Anegada Iguana – implementation of the species recovery plan
Richard Hudson (and others) SSC Iguana Specialist Group
Juvenile Anegada iguana - photo courtesy of Jeff Lemm Endemic to Anegada island in the British Virgin Islands, the Anegada iguana is classified as Critically Endangered on the IUCN Red List of Threatened Species following an 80% population decline since the late 1960s. Only 200 remain, and this project aims to significantly enhance the recovery of this species through an integrated programme of population and habitat protection, releasing young iguanas reared in captivity (to reduce predation of small iguanas), feral mammal control and building community support for the recovery programme.
Monitoring population trends and habitat quality of the Critically Endangered Przewalski’s gazelle
Dr Zhigang Jiang, SSC Conservation Breeding and Re-introduction Specialist Groups
Przewalski's gazelle - photo courtesy of Dr. Zhigang JiangPrzewalski’s gazelle is endemic to western China and is now confined to a small area around Qinghai Lake . It is classified as Critically Endangered on the IUCN Red List of Threatened Species, with an estimated population of less than 250 animals, split into five isolated sub-populations. There is no captive breeding population and extinction is a real possibility. Continuing threats include competition with livestock and extensive fencing, which prevents free movement between foraging areas and disrupts mating. This project will carry out sound, science-based research on the surviving gazelles and their habitat in order to identify specific measures for conservation action.
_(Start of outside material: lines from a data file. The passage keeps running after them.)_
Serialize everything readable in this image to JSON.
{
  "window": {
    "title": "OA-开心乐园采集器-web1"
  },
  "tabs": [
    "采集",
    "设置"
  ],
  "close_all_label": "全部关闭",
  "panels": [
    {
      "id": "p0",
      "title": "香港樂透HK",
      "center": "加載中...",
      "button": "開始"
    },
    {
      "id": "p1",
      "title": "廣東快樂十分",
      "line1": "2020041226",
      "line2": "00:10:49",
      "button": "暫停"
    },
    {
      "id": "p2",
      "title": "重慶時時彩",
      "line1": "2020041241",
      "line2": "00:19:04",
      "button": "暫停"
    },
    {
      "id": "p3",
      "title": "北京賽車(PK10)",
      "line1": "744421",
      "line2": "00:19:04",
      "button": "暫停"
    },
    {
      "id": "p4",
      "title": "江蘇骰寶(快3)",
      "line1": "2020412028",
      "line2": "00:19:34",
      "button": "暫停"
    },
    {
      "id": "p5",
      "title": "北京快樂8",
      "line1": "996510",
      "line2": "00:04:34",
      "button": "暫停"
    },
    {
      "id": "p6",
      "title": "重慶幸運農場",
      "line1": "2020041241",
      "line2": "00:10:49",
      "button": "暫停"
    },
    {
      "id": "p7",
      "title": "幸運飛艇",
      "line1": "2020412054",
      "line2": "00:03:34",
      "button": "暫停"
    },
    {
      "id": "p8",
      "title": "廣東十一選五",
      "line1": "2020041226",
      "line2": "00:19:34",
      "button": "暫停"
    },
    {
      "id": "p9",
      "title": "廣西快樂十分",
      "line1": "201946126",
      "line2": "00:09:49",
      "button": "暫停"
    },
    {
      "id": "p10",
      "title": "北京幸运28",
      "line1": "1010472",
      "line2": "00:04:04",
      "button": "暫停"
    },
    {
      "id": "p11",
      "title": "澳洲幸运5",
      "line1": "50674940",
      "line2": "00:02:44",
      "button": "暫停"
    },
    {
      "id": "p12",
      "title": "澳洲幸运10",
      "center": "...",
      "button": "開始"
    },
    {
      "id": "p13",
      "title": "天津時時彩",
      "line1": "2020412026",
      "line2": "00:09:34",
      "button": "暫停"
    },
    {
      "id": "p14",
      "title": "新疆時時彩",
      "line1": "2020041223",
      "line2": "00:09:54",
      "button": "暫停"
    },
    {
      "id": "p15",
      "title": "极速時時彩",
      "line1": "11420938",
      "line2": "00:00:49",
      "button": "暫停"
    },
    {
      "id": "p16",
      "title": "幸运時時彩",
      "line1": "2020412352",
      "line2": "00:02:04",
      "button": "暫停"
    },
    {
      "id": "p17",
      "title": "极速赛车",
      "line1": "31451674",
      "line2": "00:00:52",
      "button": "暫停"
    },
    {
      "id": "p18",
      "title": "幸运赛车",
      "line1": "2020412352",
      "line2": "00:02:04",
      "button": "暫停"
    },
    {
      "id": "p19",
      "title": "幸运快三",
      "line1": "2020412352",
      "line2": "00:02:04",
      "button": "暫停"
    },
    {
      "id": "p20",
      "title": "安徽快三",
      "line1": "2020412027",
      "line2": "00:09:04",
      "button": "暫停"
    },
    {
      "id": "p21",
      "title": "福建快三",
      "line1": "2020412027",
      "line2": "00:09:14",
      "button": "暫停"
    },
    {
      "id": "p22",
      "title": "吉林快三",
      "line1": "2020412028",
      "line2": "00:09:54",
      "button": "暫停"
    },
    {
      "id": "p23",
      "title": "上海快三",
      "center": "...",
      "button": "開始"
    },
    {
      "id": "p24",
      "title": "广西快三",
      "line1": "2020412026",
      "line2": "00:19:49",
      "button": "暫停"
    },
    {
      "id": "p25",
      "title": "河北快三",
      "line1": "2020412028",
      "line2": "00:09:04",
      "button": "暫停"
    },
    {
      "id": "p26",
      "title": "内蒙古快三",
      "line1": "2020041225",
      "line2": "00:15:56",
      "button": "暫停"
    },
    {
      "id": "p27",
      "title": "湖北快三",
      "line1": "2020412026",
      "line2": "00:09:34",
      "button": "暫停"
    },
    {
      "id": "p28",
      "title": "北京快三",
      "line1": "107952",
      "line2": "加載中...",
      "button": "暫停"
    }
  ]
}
“The creation of the Sir Peter Scott Fund is part of a suite of measures put in place in response to the Voluntarism Study that was carried out by SSC in 2001. The study highlighted that our members need more help in fundraising and securing grants,” says Jean-Christophe Vié, Acting Head of the IUCN Species Programme.
“This is a modest start but we shall strive to mobilise more resources to guarantee the future of this important Fund,” he added.
Funds for the first allocation of grants were generated by proceeds from sales of The Red Book: The Extinction Crisis Face to Face, sales of The IUCN Red List Collection, a series of soft toys created to promote awareness of the threats to species, and the remaining balance of the former Peter Scott Fund that was created for the production of SSC’s species Action Plans. Donations to further the work are always appreciated.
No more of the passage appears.